Solo a alguien que vaya a escuchar y no a intervenir. En el momento en que participa, deja de cumplir ese papel.

La excepción es estrecha: alguien a quien estés formando, para que vea cómo se hace un descubrimiento, con la condición de que vaya a escuchar, en silencio. Lo he aprendido por experiencia. Llevé a una reunión a alguien que tenía que ir solo a escuchar, no se mantuvo en ese papel y estuvo a punto de complicar la operación, porque una persona que no conoce el contexto, en cuanto interviene, rompe la conversación que habías ido a tener con el cliente. Si llevas a alguien a aprender, déjale claro antes de entrar que su trabajo es escuchar; y si no puedes asegurarlo, ve solo.

Cuándo entra cada perfil de tu equipo

Cuando aporta algo concreto: el preventa con una oportunidad ya cualificada, la dirección para dar peso a una propuesta avanzada, el técnico para demostrar y defender.

Que el descubrimiento lo lleves solo no significa que vendas solo. Cada perfil tiene su momento. El preventa entra cuando ya has cualificado y hay una oportunidad que merece su tiempo; meterlo en una reunión sin nada cualificado es hacerle perder el tiempo. La dirección entra cuando hay que dar peso y solvencia a una propuesta que ya avanza.
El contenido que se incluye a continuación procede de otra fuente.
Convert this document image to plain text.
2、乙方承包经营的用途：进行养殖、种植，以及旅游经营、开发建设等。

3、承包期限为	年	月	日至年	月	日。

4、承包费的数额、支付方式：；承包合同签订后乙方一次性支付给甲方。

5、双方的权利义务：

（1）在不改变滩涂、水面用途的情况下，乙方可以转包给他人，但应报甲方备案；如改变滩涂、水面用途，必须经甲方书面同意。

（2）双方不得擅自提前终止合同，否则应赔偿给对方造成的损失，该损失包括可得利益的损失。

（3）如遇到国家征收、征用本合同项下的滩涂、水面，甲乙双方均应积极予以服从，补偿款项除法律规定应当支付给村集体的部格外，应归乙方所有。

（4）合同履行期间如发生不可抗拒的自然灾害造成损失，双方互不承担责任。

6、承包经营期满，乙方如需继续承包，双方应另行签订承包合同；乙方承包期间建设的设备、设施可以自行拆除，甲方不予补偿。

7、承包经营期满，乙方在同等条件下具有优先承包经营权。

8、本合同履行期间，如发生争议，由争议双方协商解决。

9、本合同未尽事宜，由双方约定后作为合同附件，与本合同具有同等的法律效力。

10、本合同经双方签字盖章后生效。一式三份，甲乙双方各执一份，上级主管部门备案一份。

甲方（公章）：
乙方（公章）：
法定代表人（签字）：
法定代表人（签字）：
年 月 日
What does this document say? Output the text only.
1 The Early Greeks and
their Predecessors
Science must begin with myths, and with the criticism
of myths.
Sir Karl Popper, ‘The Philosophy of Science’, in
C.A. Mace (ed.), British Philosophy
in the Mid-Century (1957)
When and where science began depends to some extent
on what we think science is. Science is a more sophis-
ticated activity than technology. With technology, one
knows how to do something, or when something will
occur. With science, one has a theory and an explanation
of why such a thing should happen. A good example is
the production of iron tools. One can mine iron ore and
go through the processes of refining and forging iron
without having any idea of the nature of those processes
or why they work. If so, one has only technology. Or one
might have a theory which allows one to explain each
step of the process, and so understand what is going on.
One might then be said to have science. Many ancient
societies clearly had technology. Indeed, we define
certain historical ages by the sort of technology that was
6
El técnico, cuando toca demostrar y defender una solución. A todos los reservas para validar o demostrar, no para descubrir.

Quién entra y cuándo lo decides tú, no tu jefe ni tu técnico, porque eres quien conoce al cliente y la oportunidad. La regla que lo ordena es sencilla: cada persona que metes en una reunión tiene que tener una función y un objetivo claros. Si no sabes qué aporta en esa reunión concreta, ya tienes la respuesta. Lo resumía un profesor que tuve: si no tienes clara la respuesta, ya la tienes clara.

Conviene no olvidar una parte que no se ve de cara al cliente: dentro de tu organización, el tiempo de tu dirección y de tu equipo técnico también cuenta. Pedirlo para una reunión en la que no aportan es hacérselo perder, y eso pasa factura a tu imagen interna. Cuántas personas son demasiadas, en qué momento exacto entra cada una y cómo gestionas la reunión cuando el cliente reacciona trayendo también a los suyos lo desarrollo en el episodio.

Lo que ordena toda la venta en equipo

Vender en equipo funciona cuando cada persona entra en el momento en que suma y con una función clara. El movimiento que coloca bien todos los demás es el primero: el descubrimiento. Es la reunión en la que el cliente te cuenta lo que necesita, y sobre lo que recojas ahí decides a quién incorporar después y para qué. Por eso lo haces tú, y lo haces solo.